Prostate cancer (PCa) is associated with widespread promoter hypermethylation. We hypothesized that aberrant DNA methylation also targets gene enhancers, modulating their activity and contributing to disease etiology. A patient discovery set (n = 37) was used for differential methylation analysis and biomarker identification using the Infinium methylation EPIC array, on high-risk (n = 13), low-risk (n = 11), and histologically benign (n = 13) tissues. Enhancers were primarily hypermethylated. However proportionally, hypomethylated enhancers were more prominent in high-risk (n = 385, 15%) than low-risk (n = 105, 10%) disease, primarily targeting genes involved in development and enriched for oncoprotein binding motifs, including FOXA1. The clinical significance of enhancer methylation was evaluated by identifying a 17 enhancer differentially methylated probe (DMP) signature using a Least Absolute Shrinkage and Selection Operator model in the discovery set.
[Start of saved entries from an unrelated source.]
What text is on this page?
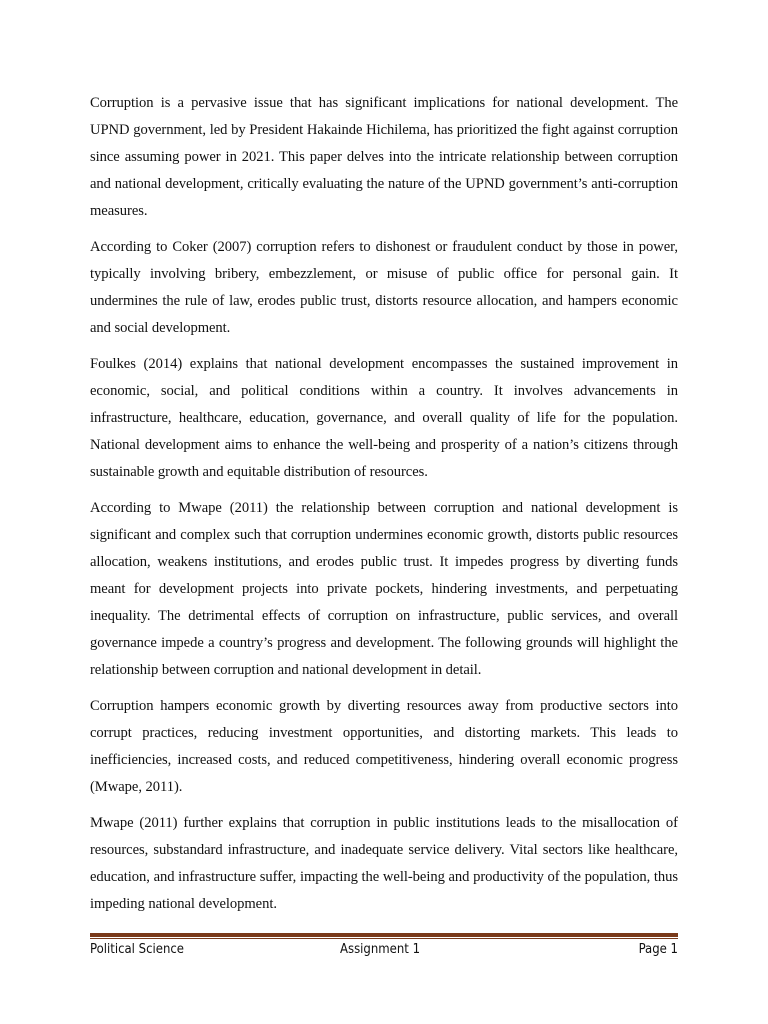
Corruption is a pervasive issue that has significant implications for national development. The UPND government, led by President Hakainde Hichilema, has prioritized the fight against corruption since assuming power in 2021. This paper delves into the intricate relationship between corruption and national development, critically evaluating the nature of the UPND government’s anti-corruption measures.

According to Coker (2007) corruption refers to dishonest or fraudulent conduct by those in power, typically involving bribery, embezzlement, or misuse of public office for personal gain. It undermines the rule of law, erodes public trust, distorts resource allocation, and hampers economic and social development.

Foulkes (2014) explains that national development encompasses the sustained improvement in economic, social, and political conditions within a country. It involves advancements in infrastructure, healthcare, education, governance, and overall quality of life for the population. National development aims to enhance the well-being and prosperity of a nation’s citizens through sustainable growth and equitable distribution of resources.

According to Mwape (2011) the relationship between corruption and national development is significant and complex such that corruption undermines economic growth, distorts public resources allocation, weakens institutions, and erodes public trust. It impedes progress by diverting funds meant for development projects into private pockets, hindering investments, and perpetuating inequality. The detrimental effects of corruption on infrastructure, public services, and overall governance impede a country’s progress and development. The following grounds will highlight the relationship between corruption and national development in detail.

Corruption hampers economic growth by diverting resources away from productive sectors into corrupt practices, reducing investment opportunities, and distorting markets. This leads to inefficiencies, increased costs, and reduced competitiveness, hindering overall economic progress (Mwape, 2011).

Mwape (2011) further explains that corruption in public institutions leads to the misallocation of resources, substandard infrastructure, and inadequate service delivery. Vital sectors like healthcare, education, and infrastructure suffer, impacting the well-being and productivity of the population, thus impeding national development.

Political Science	Assignment 1	Page 1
A large external dataset (n = 746) obtained from four publicly available prostate tissue methylation array studies was used to assess the enhancer signature through logistic regression models trained on a 2/3 training set and tested in a 1/3 test set. This delivered an area under the curve of 0.81 (95% bootstrapped CI 0.78–0.9) for selective detection of high-risk PCa, achieving a 0.71 sensitivity and 0.76 specificity. Array-wide aberrant DNA methylation at enhancers highlighted their epigenetic perturbance in high-risk disease. A clinically significant enhancer signature from this study could be used for detecting high-risk PCa.